Par Thomas BRETON, Doctorant, ENS de Lyon

En 2011 et en 2012, Emilie Capron et Jessica Flahaut, deux anciennes Géologues de l’ENS de Lyon ont reçu le Prix Le Monde de la Recherche Universitaire. Ce Prix récompense chaque année dix jeunes docteurs : cinq en sciences humaines et sociales et cinq en sciences de la vie, de la matière et des technologies.

Emilie Capron

Ces glaces qui enregistrent les variations climatiques

La thèse d’Emilie Capron, intitulée « L’air piégé dans les glaces polaires : contraintes chronologiques et caractérisation de la variabilité climatique rapide » a retenu l’attention du jury de l’édition 2011. Pendant trois ans, Emilie a mené ses travaux au Laboratoire des Sciences du Climat et de l’Environnement (LSCE : CEA – CNRS – Université Versailles-Saint-Quentin).

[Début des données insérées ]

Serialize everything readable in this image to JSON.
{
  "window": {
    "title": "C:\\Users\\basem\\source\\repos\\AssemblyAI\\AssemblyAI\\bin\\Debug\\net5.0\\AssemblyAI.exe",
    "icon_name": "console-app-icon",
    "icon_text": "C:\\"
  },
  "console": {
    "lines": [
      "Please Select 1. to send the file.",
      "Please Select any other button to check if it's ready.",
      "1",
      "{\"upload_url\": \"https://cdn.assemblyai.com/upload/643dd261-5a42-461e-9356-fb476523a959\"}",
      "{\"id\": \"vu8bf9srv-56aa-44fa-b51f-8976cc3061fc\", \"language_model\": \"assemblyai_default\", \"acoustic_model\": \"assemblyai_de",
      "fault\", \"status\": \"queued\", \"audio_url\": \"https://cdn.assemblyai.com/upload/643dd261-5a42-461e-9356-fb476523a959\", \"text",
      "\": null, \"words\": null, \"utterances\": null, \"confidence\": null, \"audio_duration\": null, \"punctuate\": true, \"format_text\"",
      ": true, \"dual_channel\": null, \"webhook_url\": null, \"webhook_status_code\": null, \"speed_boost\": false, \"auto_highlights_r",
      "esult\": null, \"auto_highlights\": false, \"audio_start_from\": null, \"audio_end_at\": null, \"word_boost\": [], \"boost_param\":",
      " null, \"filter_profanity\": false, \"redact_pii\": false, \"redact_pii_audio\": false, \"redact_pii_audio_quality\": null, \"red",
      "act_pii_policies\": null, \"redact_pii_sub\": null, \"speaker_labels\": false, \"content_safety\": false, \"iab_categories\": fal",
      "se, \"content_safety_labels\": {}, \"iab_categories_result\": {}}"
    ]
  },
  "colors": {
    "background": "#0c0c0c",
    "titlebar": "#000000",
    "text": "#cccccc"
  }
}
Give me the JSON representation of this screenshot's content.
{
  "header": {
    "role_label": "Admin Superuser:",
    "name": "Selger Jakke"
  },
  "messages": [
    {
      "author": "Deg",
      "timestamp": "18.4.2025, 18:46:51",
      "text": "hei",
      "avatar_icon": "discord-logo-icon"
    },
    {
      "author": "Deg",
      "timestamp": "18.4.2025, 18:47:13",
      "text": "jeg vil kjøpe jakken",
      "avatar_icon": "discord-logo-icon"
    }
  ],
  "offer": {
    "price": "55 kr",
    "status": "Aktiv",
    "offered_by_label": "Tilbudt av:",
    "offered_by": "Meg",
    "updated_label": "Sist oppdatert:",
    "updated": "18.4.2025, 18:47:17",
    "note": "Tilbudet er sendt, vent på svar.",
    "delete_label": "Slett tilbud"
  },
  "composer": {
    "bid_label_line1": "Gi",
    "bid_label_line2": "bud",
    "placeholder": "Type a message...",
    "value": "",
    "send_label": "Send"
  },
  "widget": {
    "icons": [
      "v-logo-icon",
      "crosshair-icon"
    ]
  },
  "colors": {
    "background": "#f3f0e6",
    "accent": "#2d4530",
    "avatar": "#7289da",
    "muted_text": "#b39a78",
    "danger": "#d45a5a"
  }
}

Les études qu’elle a menées en parallèle sur des carottes de glaces du Groënland et d’Antarctique lui ont permis de mettre en évidence des variations très rapides du climat de l’hémisphère Nord. Ces variations rapides entrainent une modification inverse du climat dans l’hémisphère Sud, notamment à cause des perturbations des circulations océaniques. Le travail qu’elle a réalisé représente une avancée importante pour les climatologues en ce qui concerne l’évaluation des modèles d’évolution du climat et la comparaison aux données du passé.

Jessica Flahaut

Mission to Mars

La thèse de Jessica Flahaut, intitulée « Minéralogie de Valles Marineris (Mars) par télédetection hyperspectrale: histoire magmatique et sédimentaire de la région » a quant à elle été primée pour l’édition 2012. Au cours de ses travaux réalisés au Laboratoire de Géologie de Lyon (LGLTPE : ENS de Lyon – Université Lyon 1 – CNRS), Jessica a su lever un peu plus le voile su la planète Mars, notamment grâce aux images spectrales de haute résolution issues de la caméra HiRISE, qui permet de distinguer des objets de quelques dizaines de centimètres. Ce formidable outil lui a permis d’étudier en détail la région de Valles Marineris, le plus grand canyon de la surface de Mars. Plusieurs milliards d’années séparent les roches du fond du canyon et celles de la surface martienne, ce qui en fait un objet de choix pour étudier l’histoire de Mars et notamment l’évolution de l’eau à sa surface. Grace à ses observations, Jessica a pu reconstruire l’histoire géologique de Valles Marineris et mettre en évidence la présence d’eau en abondance sur Mars au début de son histoire.

Félicitation à toutes les deux, en leur souhaitant autant de réussite pour l’avenir.